If the present age of Christianity were to be given a patron saint, then there is really only one contender: Doubting Thomas. Nobody speaks for us as candidly – or as usefully – as the man who wished to put his hand in the wounds.
St John recorded that Jesus told Thomas: “Because you have seen me, you have believed; blessed are those who have not seen and yet have believed.” This is conventionally interpreted as a condemnation of those who need evidence before believing. But the distinction seems not to be between those who seek evidence and those who accept blindly, but between, as a matter of circumstance, those who saw for themselves and those who didn’t. Since few were present, virtually all Christians would fall into the latter category. Jesus’s words to Thomas were observational rather than moralistic.
Faith and doubt always travel together, but perhaps never as such intimate companions as today, when the ways we come to think in everyday life draw us persistently into the boxes of our own construction, out of the more fundamental realm of existence.

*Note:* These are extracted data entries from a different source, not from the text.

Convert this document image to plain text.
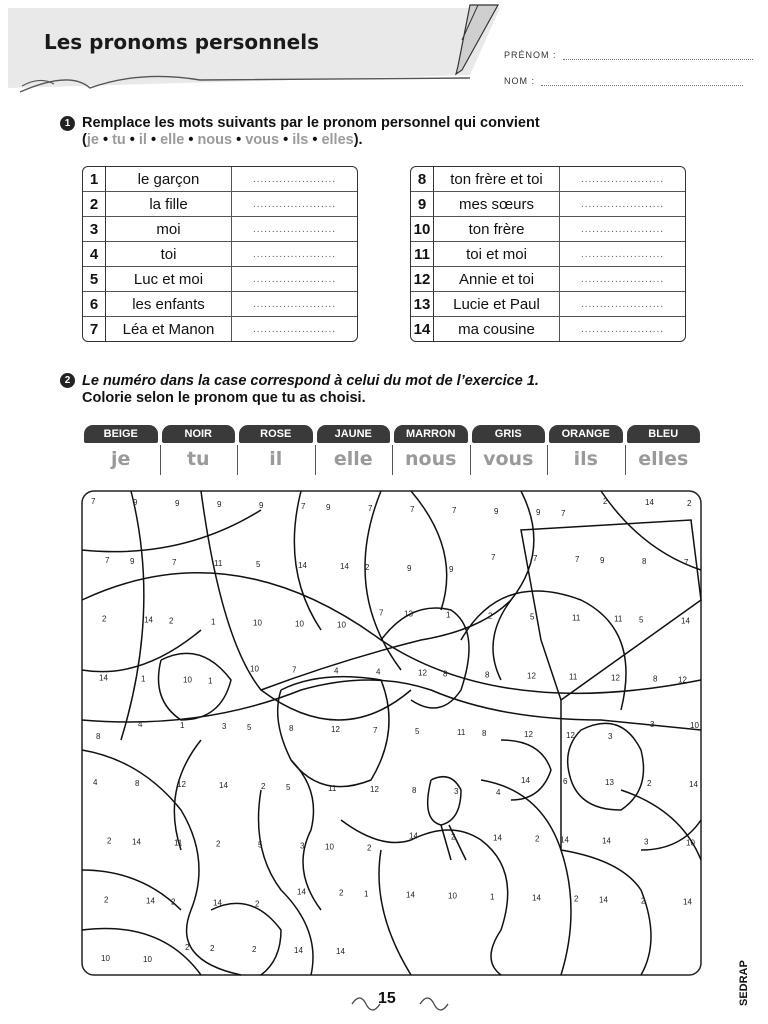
Les pronoms personnels
PRÉNOM :
NOM :
1 Remplace les mots suivants par le pronom personnel qui convient
(je • tu • il • elle • nous • vous • ils • elles).
1	le garçon	......................
2	la fille	......................
3	moi	......................
4	toi	......................
5	Luc et moi	......................
6	les enfants	......................
7	Léa et Manon	......................
8	ton frère et toi	......................
9	mes sœurs	......................
10	ton frère	......................
11	toi et moi	......................
12	Annie et toi	......................
13	Lucie et Paul	......................
14	ma cousine	......................
2 Le numéro dans la case correspond à celui du mot de l’exercice 1.
Colorie selon le pronom que tu as choisi.
BEIGE
je
NOIR
tu
ROSE
il
JAUNE
elle
MARRON
nous
GRIS
vous
ORANGE
ils
BLEU
elles
7	9	9	9	9	7	9	7	7	7	9	9	7
2	14	2
7	9	7	11	5	14	14 2	9	9
7	7	7	9	8	7
2	14 2	1	10	10	10
7	13	1	2	5	11	11 5	14
14	1	10 1
10	7	4	4	12 8	8	12	11	12	8	12
8
4	1	3	5	8	12	7	5	11 8	12	12	3
3	10
4	8	12	14	2	5	11	12	8	3	4
14	6	13	2	14
2	14	11	2	5	3	10	2
14	2	14	2	14	14	3	10
2	14 2	14	2
14	2	1	14	10	1	14	2	14	2	14
10	10
2	2	2	14	14
15	SEDRAP
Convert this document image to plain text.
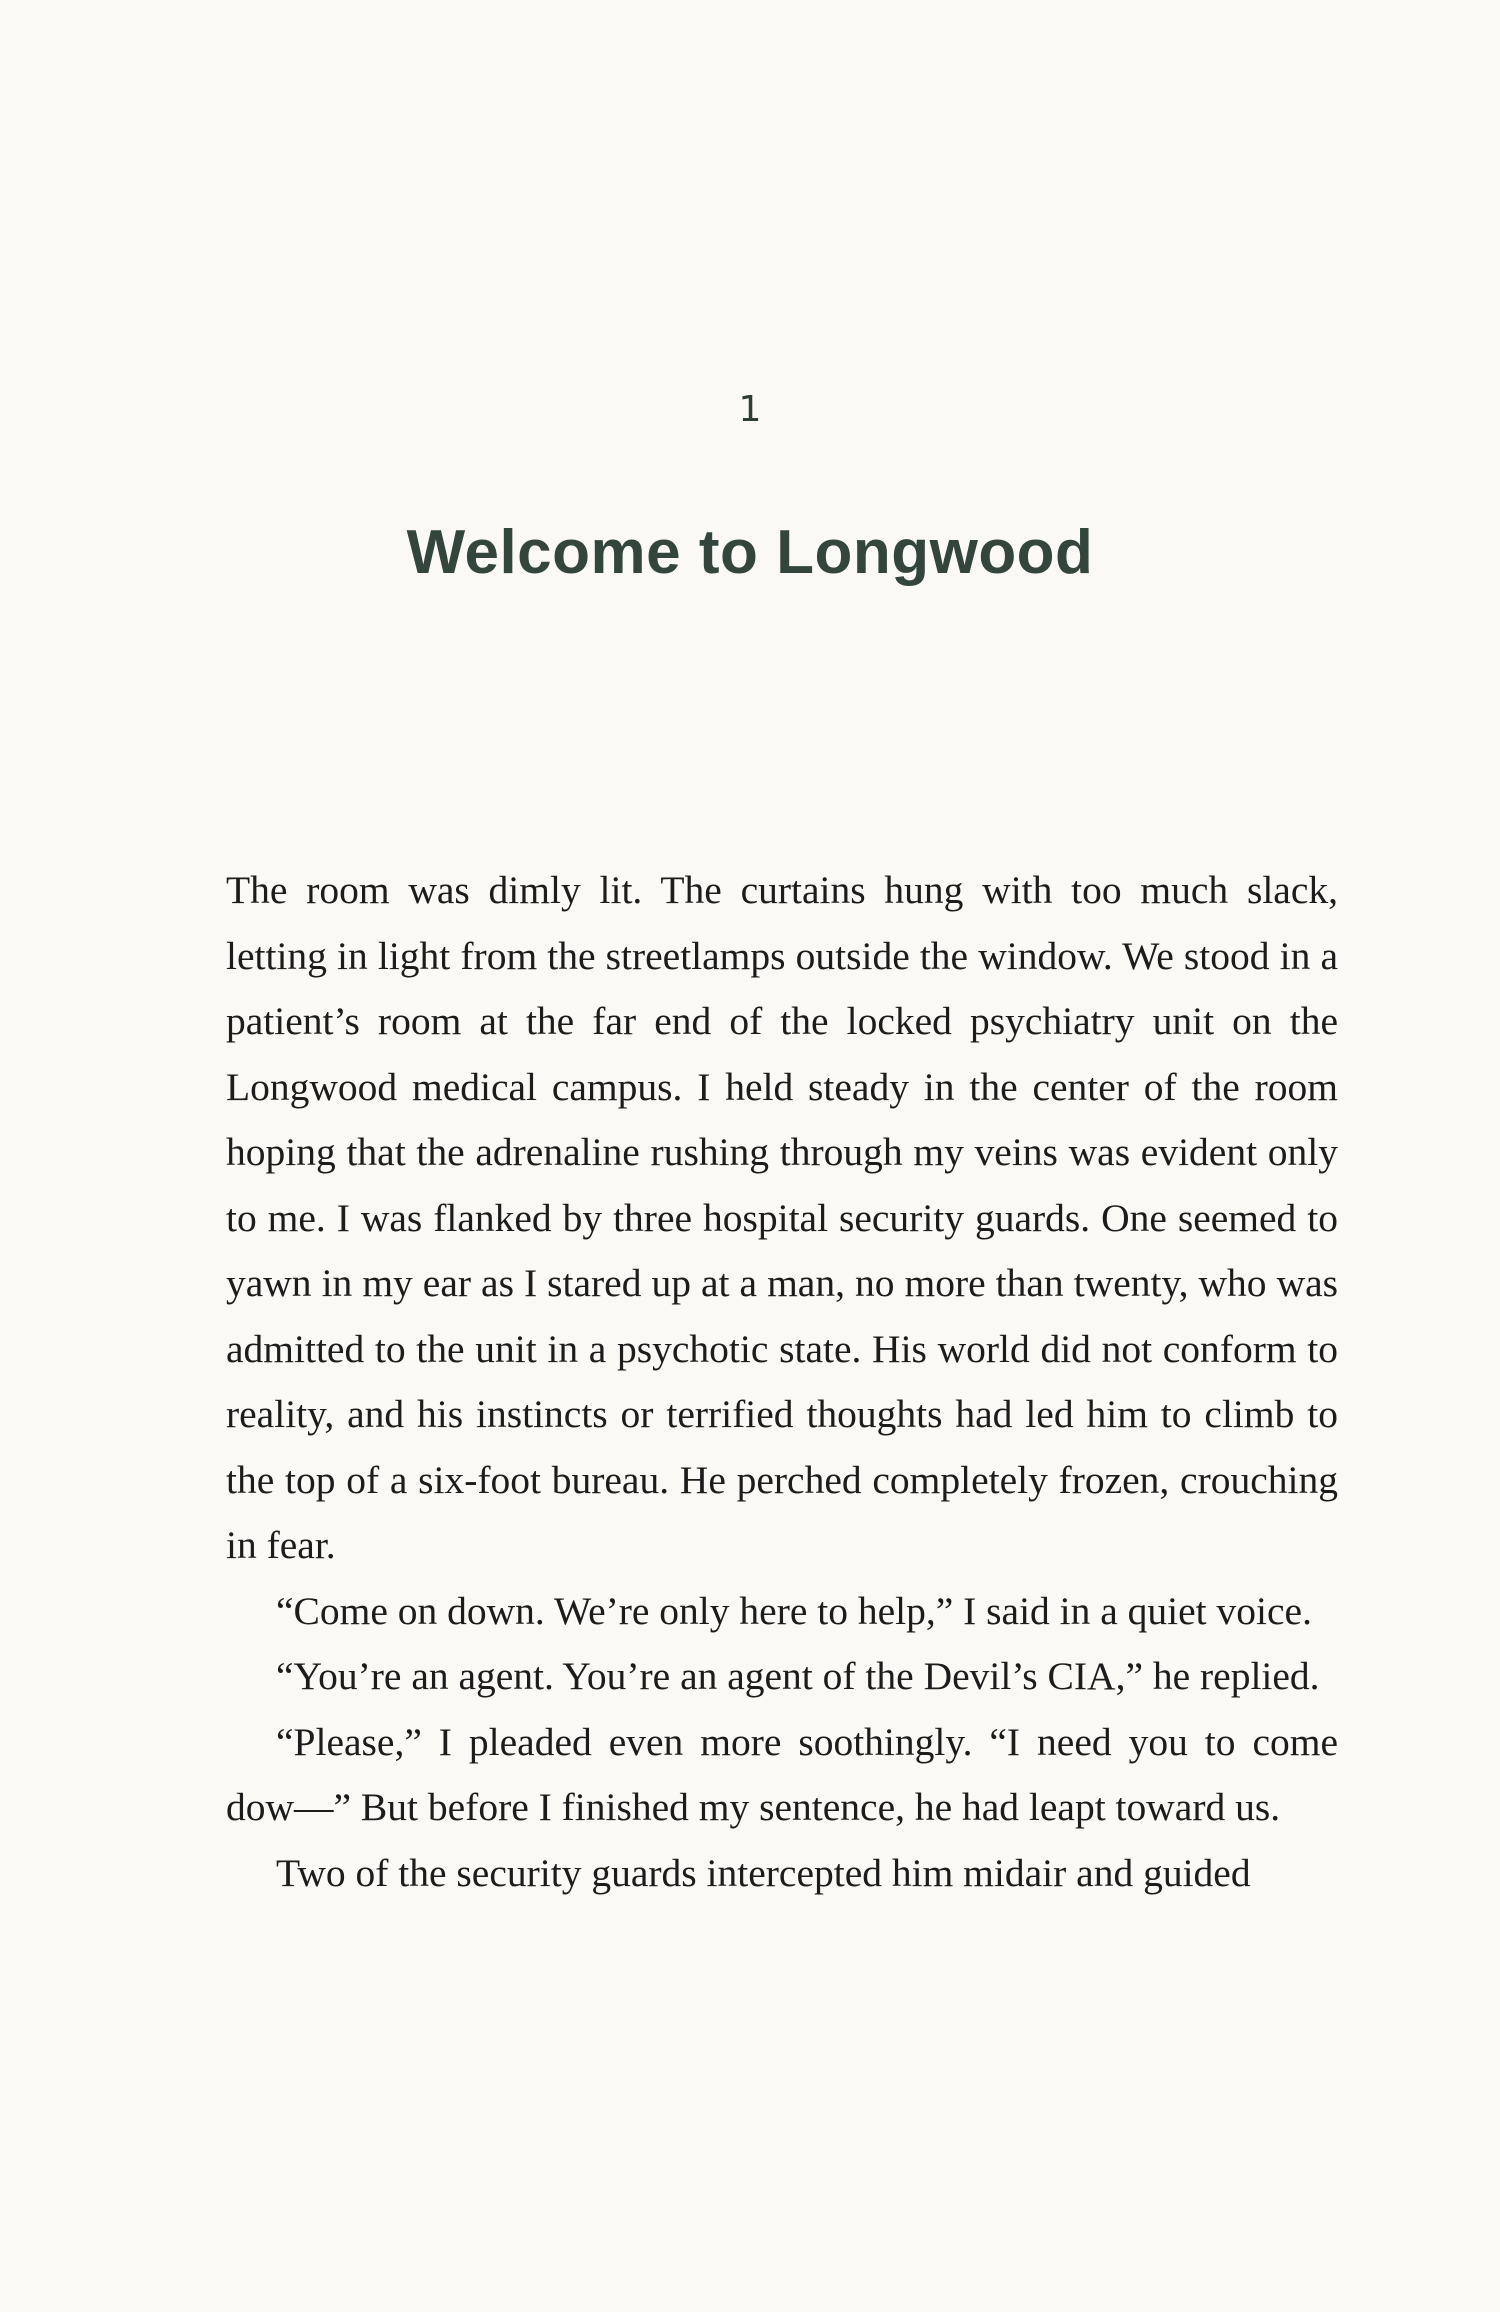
1
Welcome to Longwood

The room was dimly lit. The curtains hung with too much slack, letting in light from the streetlamps outside the window. We stood in a patient’s room at the far end of the locked psychiatry unit on the Longwood medical campus. I held steady in the center of the room hoping that the adrenaline rushing through my veins was evident only to me. I was flanked by three hospital security guards. One seemed to yawn in my ear as I stared up at a man, no more than twenty, who was admitted to the unit in a psychotic state. His world did not conform to reality, and his instincts or terrified thoughts had led him to climb to the top of a six-foot bureau. He perched completely frozen, crouching in fear.

“Come on down. We’re only here to help,” I said in a quiet voice.

“You’re an agent. You’re an agent of the Devil’s CIA,” he replied.

“Please,” I pleaded even more soothingly. “I need you to come dow—” But before I finished my sentence, he had leapt toward us.

Two of the security guards intercepted him midair and guided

In this culture, no argument is adequate, because every contention immediately adopts the contours of the logic it challenges. Increasingly, in the boxes we build, skepticism suggests itself as a healthy disposition, fear and despair become bedrock intuitions, and pessimism often seems the most reasonable demeanour. If we lose sight of mystery, we can begin to see these narrowly-grounded responses as definitive understandings.
Faith, according to the text of the papal encyclical Lumen Fidei, published last week, is neither a leap in the dark nor "a light which scatters all our darkness". It is "a lamp which guides our steps in the night and suffices for the journey".
Depending on your viewpoint, Lumen Fidei is either the last encyclical from Pope Benedict XVI or the first from Pope Francis. But from its style and preoccupation, it seems mainly to be the work of Pope Emeritus Benedict XVI – although published under the name of his successor.
The encyclical is not, fundamentally, a critique, or an analysis, still less a homily or lecture. It is in essence a testimony, the work not so much of a pope or a theologian or even a priest but of a man who has lived a long time, watched the world and grappled with it, arriving finally to certain clear understandings about what reality amounts to. Out of this unique experience, this man puts a witness before the rest of us in which he brings together everything he believes vital.
Lumen Fidei begins by peering into the darkness, asking if faith might be an illusory light which prevents mankind from boldly setting out in quest of knowledge. In its second paragraph, it calls to the witness box the archangel of modern cynicism, Frederick Nietzsche: "If you want peace of soul and happiness, then believe, but if you want to be a follower of truth, then seek".
By the coherence of its perspective and the sure-footedness of its language, Lumen Fidei deftly transports us between the different layers of reasoning in which our cultures have latterly come to cogitate. There is a quotation from Saint Gregory the Great: "amor ipse notitia est" – love is a knowledge possessed of its own logic.
'Question of truth'
Loving and being loved are essential conditions for the human capacity to understand mankind’s total situation. Memory is another lamp lighting the path: “The question of truth is really a question of memory, deep memory, for it deals with something prior to ourselves and can succeed in uniting us in a way that transcends our petty and limited individual consciousness. It is a question about the origin of all that is, in whose light we can glimpse the goal and thus the meaning of our common path.”
The text is studded with astoundingly clear sentences, like: “It is through an unbroken chain of witnesses that we come to see the face of Jesus.” Faith is an encounter – a “we” directed at a “Thou”.
As much as it cautions against scepticism, Lumen Fidei warns also of the dangers of a "faith" without reason. It intimates the "massive amnesia" of the contemporary world infects the religious imagination as much as the secular one.
There have been encyclicals in the past in which the weight of the work was done by one pope and completed by another, but none, to my knowledge, in which the witness was of such a personal character and yet almost entirely the testimony of the pope whose signature the final document does not bear.
By putting his name to the final great statement of his brilliant predecessor, Pope Francis does not simply announce his own modesty and grace – he also, replicating the content of the encyclical in the gesture of affirming it, reminds us that the witness of others is what enables us to “know” anything at all.